House GOP moves to establish long-delayed Jan. 6 committee
A resolution to create the subcommittee was filed on Wednesday, GOP leaders tell The Hill, after months of it being put on the backburner and lawmakers hashing out disputes over how much the panel would be authorized to investigate.
Rep. Barry Loudermilk (R-Ga.), who is leading the effort, got direct support from President Trump in pushing to finally create the committee, The Hill has learned.
It will still be weeks before the committee is established. With the House heading out of town over the August recess, a vote on the resolution to create the select committee is not expected until the chamber returns in September. As a select subcommittee, all the members will be subject to the approval of the Speaker.
The select subcommittee will be tucked under the House Judiciary Committee and chaired by Loudermilk, who led probes into Jan. 6 matters in the last Congress under the banner of the House Administration Committee's subcommittee on oversight.
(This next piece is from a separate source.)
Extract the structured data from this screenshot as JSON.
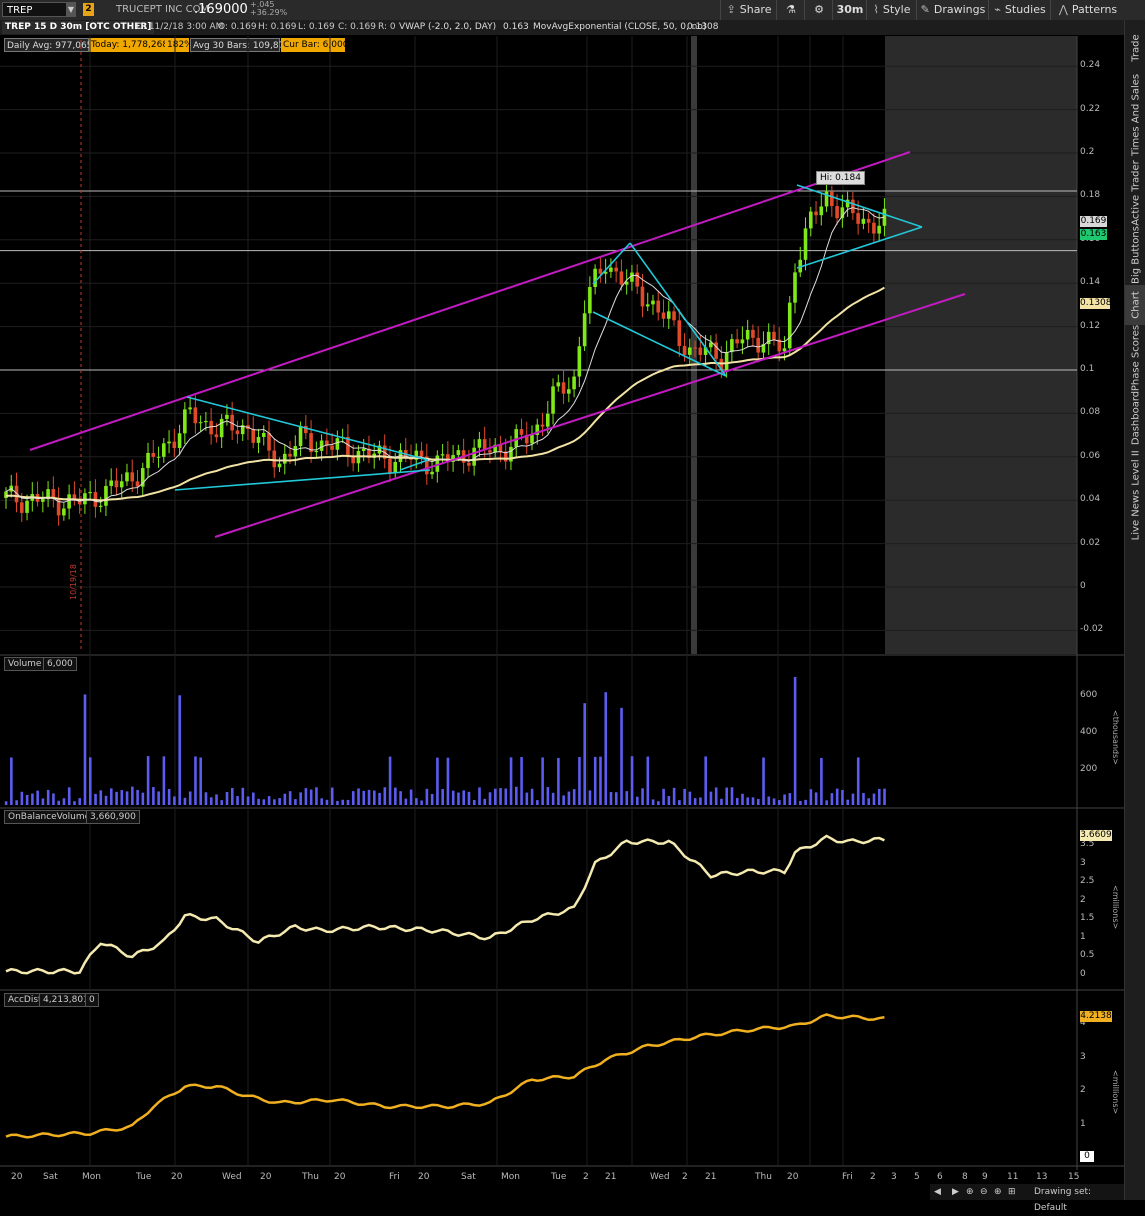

Loudermilk's previous investigations included the Capitol security posture, as well as the activities of the Democratic-led Jan. 6 committee established after Trump supporters stormed the building in support of his fraud claims.
'House Republicans are proud of our work so far in exposing the false narratives peddled by the politically motivated January 6 Select Committee during the 117th Congress, but there is clearly more work to be done,' Speaker Mike Johnson (R-La.) said in a statement first shared with The Hill. 'The resolution introduced today will establish this Select Subcommittee so we can continue our efforts to uncover the full truth that is owed to the American people. House Republicans remain intent on delivering the answers that House Democrats skipped over.'
Loudermilk had secured a commitment to lead a select subcommittee to further investigate Jan. 6 issues in this Congress, and Johnson announced the panel in January.
But months went by and no committee was established, frustrating Loudermilk. Matters from a government shutdown deadline to the crafting of Trump's 'One Big Beautiful Bill' took precedence.
There were also disputes about what the legislative jurisdiction of the panel would be, with Loudermilk wanting to carry on all the lines of inquiry from his previous probes and being dismayed by the Speaker's office originally pitching a plan that would limit the jurisdiction to that of the House Judiciary Committee.
Those jurisdictional issues were resolved, a source told The Hill. The panel has the Judiciary Committee's broad scope over law enforcement and more when investigating matters related to Jan. 6 — as well as a commitment from chairmen from other areas of jurisdiction and the White House to green-light probes into any other lines of inquiry. That could include more investigation into the original Democratic-controlled Jan. 6 panel.
Loudermilk will also have full subpoena power.
The panel will have eight members, three of whom will be members appointed by Minority Leader Hakeem Jeffries (D-N.Y.) subject to the Speaker's approval. It is instructed to release a final report by Dec. 31, 2026.
Loudermilk said in a statement that while his previous probes 'uncovered that what happened at the Capitol that day was the result of a series of intelligence, security, and leadership failures at multiple levels within numerous entities,' there is 'still much work to be done.'
'It is vital that we continue to uncover the facts and begin the task of making needed reforms to ensure this level of security failure may never happen again,' Loudermilk said.
House Judiciary Committee Chair Jim Jordan (R-Ohio) took a swipe at the previous Democratic-led Jan. 6 committee while commending Loudermilk.
'The partisan January 6 Committee failed to uncover crucial pieces of information for the American people, and Rep. Loudermilk has been the leader in getting to the bottom of the Democrat-run Committee's failures. Rep. Loudermilk will continue to work tirelessly to get everyone the truth,' Jordan said in a statement.
The Democrats' previous Jan. 6 panel drew Trump's ire — and its members, which included now-Sen. Adam Schiff (D-Calif.) and former Rep. Liz Cheney (R-Wyo.), received a preemptive pardon from former President Biden on his last day in office amid threats of prosecution.
Loudermilk and Jordan both have some personal beef with the original Jan. 6 committee. Jordan refused to comply with a subpoena it issued him, arguing it was not a legitimate inquiry. And the panel asked the Georgia lawmaker to appear voluntarily to explain a tour he gave in the Capitol complex on Jan. 5, 2021 — a request he said was meant to push a 'false narrative.'
Loudermilk's previous panel released an 'interim report' in December 2024 that recommended a criminal investigation into Cheney, accusing her of witness tampering by being in touch with star hearing witness Cassidy Hutchinson.